Pilots and airline personnel throughout the industry petitioned the NTSB to revise its report. First Officer Claude Ouimet sent the NTSB a detailed defence of the crew's actions, including the decision to land in Cincinnati instead of Standiford Field Airport in Louisville, Kentucky, the airport closest to where the crew first notified Air Traffic Control in Indianapolis, Indiana that they needed to make an emergency landing. Ouimet stated that Louisville was too close to be able to descend from cruising altitude to an emergency landing safely, and even landing in Cincinnati was a questionable proposition given Cameron's difficulties in controlling the plane. After reviewing Ouimet's missive and re-evaluating the available data, the NTSB issued a revised version of the report which included Ouimet's explanation of the landing decision, though the report was still critical of Cameron's decision not to inquire about the fire itself. "All I know was that I did the best I could," Cameron later said. "I'm very sorry the people that didn't get off, didn't get off, because we spent a lot of time and effort getting them there."

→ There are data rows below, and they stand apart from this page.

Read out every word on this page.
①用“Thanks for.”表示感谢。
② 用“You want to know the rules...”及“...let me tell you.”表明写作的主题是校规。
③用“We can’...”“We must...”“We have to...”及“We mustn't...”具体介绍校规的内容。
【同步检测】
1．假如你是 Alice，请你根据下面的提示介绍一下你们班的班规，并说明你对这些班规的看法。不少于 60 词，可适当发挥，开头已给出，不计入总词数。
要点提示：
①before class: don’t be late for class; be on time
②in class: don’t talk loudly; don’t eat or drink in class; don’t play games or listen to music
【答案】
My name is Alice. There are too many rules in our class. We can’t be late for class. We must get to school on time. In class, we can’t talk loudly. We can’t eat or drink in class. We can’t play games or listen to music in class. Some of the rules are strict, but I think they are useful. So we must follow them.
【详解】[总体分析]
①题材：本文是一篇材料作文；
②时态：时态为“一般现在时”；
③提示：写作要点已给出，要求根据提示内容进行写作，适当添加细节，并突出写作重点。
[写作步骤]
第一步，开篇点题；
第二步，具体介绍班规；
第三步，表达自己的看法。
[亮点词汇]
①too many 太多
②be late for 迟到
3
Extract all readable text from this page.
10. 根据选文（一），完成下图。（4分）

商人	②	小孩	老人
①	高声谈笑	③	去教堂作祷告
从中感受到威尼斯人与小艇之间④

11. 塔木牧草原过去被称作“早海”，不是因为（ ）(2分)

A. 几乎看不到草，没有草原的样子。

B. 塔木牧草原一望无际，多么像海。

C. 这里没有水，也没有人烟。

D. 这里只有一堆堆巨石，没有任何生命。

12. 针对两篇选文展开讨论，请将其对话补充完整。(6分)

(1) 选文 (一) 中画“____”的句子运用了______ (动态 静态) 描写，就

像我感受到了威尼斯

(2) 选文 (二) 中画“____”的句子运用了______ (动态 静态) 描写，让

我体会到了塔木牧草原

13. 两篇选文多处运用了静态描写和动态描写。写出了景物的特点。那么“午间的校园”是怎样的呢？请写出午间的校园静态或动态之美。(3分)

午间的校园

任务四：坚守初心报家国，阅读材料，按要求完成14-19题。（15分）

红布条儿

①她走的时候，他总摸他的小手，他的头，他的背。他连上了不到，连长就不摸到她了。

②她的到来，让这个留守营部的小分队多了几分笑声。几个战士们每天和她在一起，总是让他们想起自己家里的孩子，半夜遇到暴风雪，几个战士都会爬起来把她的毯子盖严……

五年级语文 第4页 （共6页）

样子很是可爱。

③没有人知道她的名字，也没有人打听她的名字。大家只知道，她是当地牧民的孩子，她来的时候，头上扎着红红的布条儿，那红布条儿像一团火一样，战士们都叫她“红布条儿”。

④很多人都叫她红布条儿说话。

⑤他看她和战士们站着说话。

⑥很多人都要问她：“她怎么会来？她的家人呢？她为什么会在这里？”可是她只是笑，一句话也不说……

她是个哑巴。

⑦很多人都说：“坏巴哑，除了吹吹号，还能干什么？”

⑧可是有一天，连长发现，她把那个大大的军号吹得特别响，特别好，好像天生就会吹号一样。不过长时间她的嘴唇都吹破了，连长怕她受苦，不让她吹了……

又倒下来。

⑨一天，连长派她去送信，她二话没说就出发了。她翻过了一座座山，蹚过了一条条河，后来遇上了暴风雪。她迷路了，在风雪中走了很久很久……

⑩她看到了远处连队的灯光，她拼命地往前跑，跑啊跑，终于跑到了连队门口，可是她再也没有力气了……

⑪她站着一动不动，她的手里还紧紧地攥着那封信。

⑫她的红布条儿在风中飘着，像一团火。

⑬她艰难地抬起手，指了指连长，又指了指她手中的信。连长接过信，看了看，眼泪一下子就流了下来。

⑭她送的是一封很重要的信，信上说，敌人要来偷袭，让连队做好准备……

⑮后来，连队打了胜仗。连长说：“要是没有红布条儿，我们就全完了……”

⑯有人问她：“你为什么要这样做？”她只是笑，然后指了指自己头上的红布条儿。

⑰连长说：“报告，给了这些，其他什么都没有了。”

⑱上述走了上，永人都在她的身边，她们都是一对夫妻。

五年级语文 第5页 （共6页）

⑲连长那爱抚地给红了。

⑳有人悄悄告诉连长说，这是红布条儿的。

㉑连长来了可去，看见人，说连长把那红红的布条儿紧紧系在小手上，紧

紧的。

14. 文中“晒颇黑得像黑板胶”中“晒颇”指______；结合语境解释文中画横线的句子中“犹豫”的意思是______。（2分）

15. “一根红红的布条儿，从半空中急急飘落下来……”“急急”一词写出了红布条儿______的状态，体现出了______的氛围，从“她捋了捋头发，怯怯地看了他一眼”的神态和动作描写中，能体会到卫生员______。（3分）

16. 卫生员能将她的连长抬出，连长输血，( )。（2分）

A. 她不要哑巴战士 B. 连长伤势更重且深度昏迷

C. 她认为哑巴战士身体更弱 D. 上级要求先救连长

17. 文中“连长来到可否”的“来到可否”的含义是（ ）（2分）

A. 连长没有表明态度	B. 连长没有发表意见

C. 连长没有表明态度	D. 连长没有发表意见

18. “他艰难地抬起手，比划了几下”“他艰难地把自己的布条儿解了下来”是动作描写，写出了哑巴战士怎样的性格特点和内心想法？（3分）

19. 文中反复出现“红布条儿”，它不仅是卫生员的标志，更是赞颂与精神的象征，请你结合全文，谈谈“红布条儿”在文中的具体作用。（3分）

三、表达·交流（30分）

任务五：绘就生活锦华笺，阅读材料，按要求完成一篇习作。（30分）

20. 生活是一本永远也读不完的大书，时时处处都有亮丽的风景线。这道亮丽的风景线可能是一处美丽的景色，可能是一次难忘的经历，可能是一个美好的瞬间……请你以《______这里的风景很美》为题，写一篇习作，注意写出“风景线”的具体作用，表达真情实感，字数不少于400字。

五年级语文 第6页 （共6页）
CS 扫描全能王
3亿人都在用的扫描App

The crew of Flight 797 later received a number of citations from Canadian aviation organizations for their heroic actions in landing the plane safely. Cameron remained active in aviation and administration for most of his career and retirement. He died on October 4, 2013, aged 95.
C-FTLU and N994Z
After this incident, Air Canada sold the right wing of this DC-9 aircraft to Ozark Air Lines to repair a damaged airplane. On December 20, 1983 Ozark Air Lines Flight 650, served by a DC-9 with tail number N994Z), had hit a snow plow in Sioux Falls, killing the snow plow operator and separating the right wing from the aircraft. A wing from C-FTLU was used to replace the one separated on N994Z after the incident. The aircraft was later sold to Republic Airlines, and acquired by Northwest Airlines after Republic merged with Northwest. As of 2012, N994Z was sold for scrap to Evergreen after being assigned to Delta Air Lines, which now owns Northwest Airlines.
Flight number
Air Canada continues to use flight number AC797 as of June 2017. It is used for a daily flight from Montreal to Los Angeles, then using an Airbus A320 aircraft.
Dramatization
The season 4 episode "Fire Fight" (known as "Fiery Landing" in the US) of Canadian television series Mayday portrays the disaster.